C’è qualcosa che ti spaventa del futuro?
«In realtà ci sono tante cose che mi spaventano del futuro. Il motto di Impatcscool è: il futuro è Open Source. È costruito in modo collettivo e quindi esistono tanti futuri di fronte a noi. Non dobbiamo adattarci a quello più probabile. Quello che mi spaventa è che si smetta di ragionare in questi termini e ci si adatti a una sola possibilità di futuro, che può cadere in una distopia».

Cosa ne pensi del movimento Fridays for Future? Può davvero cambiare qualcosa?

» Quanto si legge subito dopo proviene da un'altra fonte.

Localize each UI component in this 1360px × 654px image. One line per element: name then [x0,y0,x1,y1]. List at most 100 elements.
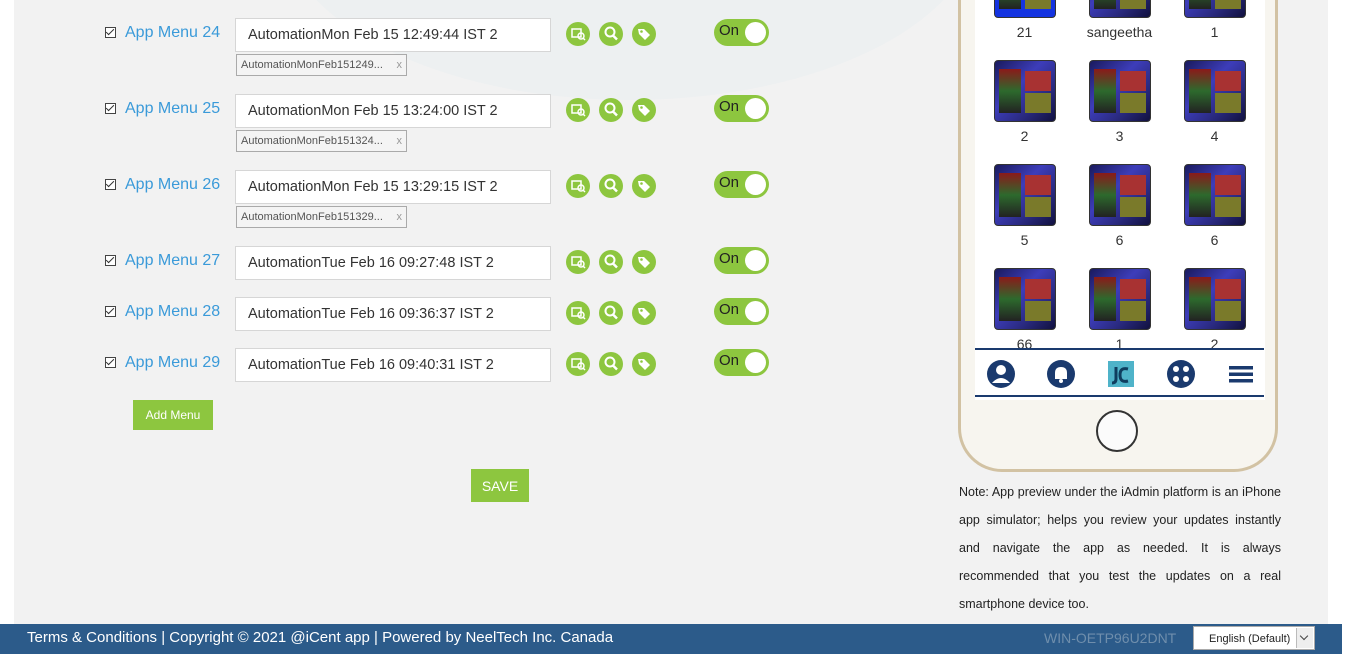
phone-grid-item[interactable]: 2 [977,60,1072,144]
thumbnail-image [1183,0,1246,18]
toggle-knob [745,250,766,271]
phone-grid-item[interactable]: 3 [1072,60,1167,144]
phone-home-button[interactable] [1096,410,1138,452]
chevron-down-icon [1296,628,1313,648]
phone-grid-item[interactable]: 21 [977,0,1072,40]
add-menu-button[interactable]: Add Menu [133,400,213,430]
gallery-search-icon[interactable] [566,352,590,376]
tag-text: AutomationMonFeb151329... [241,211,383,223]
phone-grid-label: 3 [1115,128,1124,144]
search-icon[interactable] [599,352,623,376]
tag-chip: AutomationMonFeb151324... x [236,130,407,152]
tag-chip: AutomationMonFeb151329... x [236,206,407,228]
thumbnail-image [1088,0,1151,18]
menu-checkbox[interactable] [105,179,116,190]
menu-label[interactable]: App Menu 25 [125,100,220,118]
thumbnail-image [1183,60,1246,122]
status-toggle[interactable]: On [714,171,769,198]
search-icon[interactable] [599,174,623,198]
toggle-label: On [719,301,740,318]
thumbnail-image [1183,164,1246,226]
search-icon[interactable] [599,22,623,46]
tag-icon[interactable] [632,250,656,274]
toggle-label: On [719,98,740,115]
menu-checkbox[interactable] [105,103,116,114]
app-logo-icon[interactable] [1106,359,1136,389]
menu-name-input[interactable] [235,348,551,382]
phone-grid-label: sangeetha [1086,24,1153,40]
menu-name-input[interactable] [235,246,551,280]
toggle-knob [745,301,766,322]
thumbnail-image [993,164,1056,226]
tag-icon[interactable] [632,22,656,46]
server-host-label: WIN-OETP96U2DNT [1044,630,1177,646]
profile-icon[interactable] [986,359,1016,389]
thumbnail-image [1183,268,1246,330]
search-icon[interactable] [599,250,623,274]
tag-chip: AutomationMonFeb151249... x [236,54,407,76]
phone-grid-item[interactable]: 5 [977,164,1072,248]
menu-name-input[interactable] [235,170,551,204]
menu-name-input[interactable] [235,18,551,52]
phone-grid-item[interactable]: 4 [1167,60,1262,144]
phone-grid-item[interactable]: 66 [977,268,1072,352]
tag-remove-button[interactable]: x [397,55,403,75]
thumbnail-image [993,0,1056,18]
phone-grid-label: 1 [1210,24,1219,40]
thumbnail-image [1088,268,1151,330]
bell-icon[interactable] [1046,359,1076,389]
toggle-label: On [719,174,740,191]
menu-name-input[interactable] [235,94,551,128]
thumbnail-image [1088,60,1151,122]
save-button[interactable]: SAVE [471,469,529,502]
toggle-label: On [719,22,740,39]
menu-checkbox[interactable] [105,27,116,38]
phone-grid-item[interactable]: 6 [1167,164,1262,248]
menu-label[interactable]: App Menu 24 [125,24,220,42]
search-icon[interactable] [599,98,623,122]
footer-text: Terms & Conditions | Copyright © 2021 @i… [27,629,614,646]
apps-icon[interactable] [1166,359,1196,389]
status-toggle[interactable]: On [714,349,769,376]
tag-text: AutomationMonFeb151249... [241,59,383,71]
gallery-search-icon[interactable] [566,250,590,274]
status-toggle[interactable]: On [714,247,769,274]
menu-label[interactable]: App Menu 29 [125,354,220,372]
menu-name-input[interactable] [235,297,551,331]
phone-grid-item[interactable]: 1 [1167,0,1262,40]
menu-label[interactable]: App Menu 26 [125,176,220,194]
gallery-search-icon[interactable] [566,301,590,325]
menu-checkbox[interactable] [105,357,116,368]
gallery-search-icon[interactable] [566,22,590,46]
phone-grid-item[interactable]: 1 [1072,268,1167,352]
phone-grid-item[interactable]: sangeetha [1072,0,1167,40]
toggle-label: On [719,352,740,369]
tag-icon[interactable] [632,98,656,122]
footer: Terms & Conditions | Copyright © 2021 @i… [0,624,1342,654]
menu-icon[interactable] [1226,359,1256,389]
menu-checkbox[interactable] [105,255,116,266]
tag-icon[interactable] [632,352,656,376]
toggle-knob [745,352,766,373]
tag-remove-button[interactable]: x [397,131,403,151]
menu-label[interactable]: App Menu 27 [125,252,220,270]
tag-icon[interactable] [632,301,656,325]
menu-label[interactable]: App Menu 28 [125,303,220,321]
thumbnail-image [1088,164,1151,226]
search-icon[interactable] [599,301,623,325]
status-toggle[interactable]: On [714,19,769,46]
gallery-search-icon[interactable] [566,98,590,122]
tag-icon[interactable] [632,174,656,198]
gallery-search-icon[interactable] [566,174,590,198]
phone-tabbar [975,348,1264,397]
status-toggle[interactable]: On [714,298,769,325]
status-toggle[interactable]: On [714,95,769,122]
phone-grid-label: 21 [1016,24,1033,40]
phone-grid-item[interactable]: 6 [1072,164,1167,248]
language-select[interactable]: English (Default) [1193,626,1315,650]
tag-remove-button[interactable]: x [397,207,403,227]
toggle-knob [745,174,766,195]
menu-checkbox[interactable] [105,306,116,317]
toggle-knob [745,22,766,43]
phone-grid-item[interactable]: 2 [1167,268,1262,352]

«Io credo che sia un segnale straordinario che fa pensare a un futuro che sarà sicuramente migliore di quello di oggi. È chiaro che le nuove generazioni hanno a cuore il pianeta, hanno capito che è un urgenza. Ed è chiaro, come dice Greta, che non c’è tempo e che quindi non si può aspettare che arrivino loro a cambiare tutto. Sarebbe l’esempio di una di quelle rivoluzioni che avvengono unendo sia un’azione dal basso, come questa, che quella d’alto, dei politici, dei potenti. Di chi ha modo di cambiare le cose. Parlando dal punto di vista del marketing, chi oggi vuole fondare un’azienda deve ricordarsi che questi sono i clienti di domani».

Come ti immagini l’Italia nel 2050?
«Meno popolata, più calda per il cambiamento climatico, ma mi auguro anche molto attenta a mettere l’essere umano al centro, al centro di un umanesimo nuovo che può nascere e convivere con queste nuove tecnologie».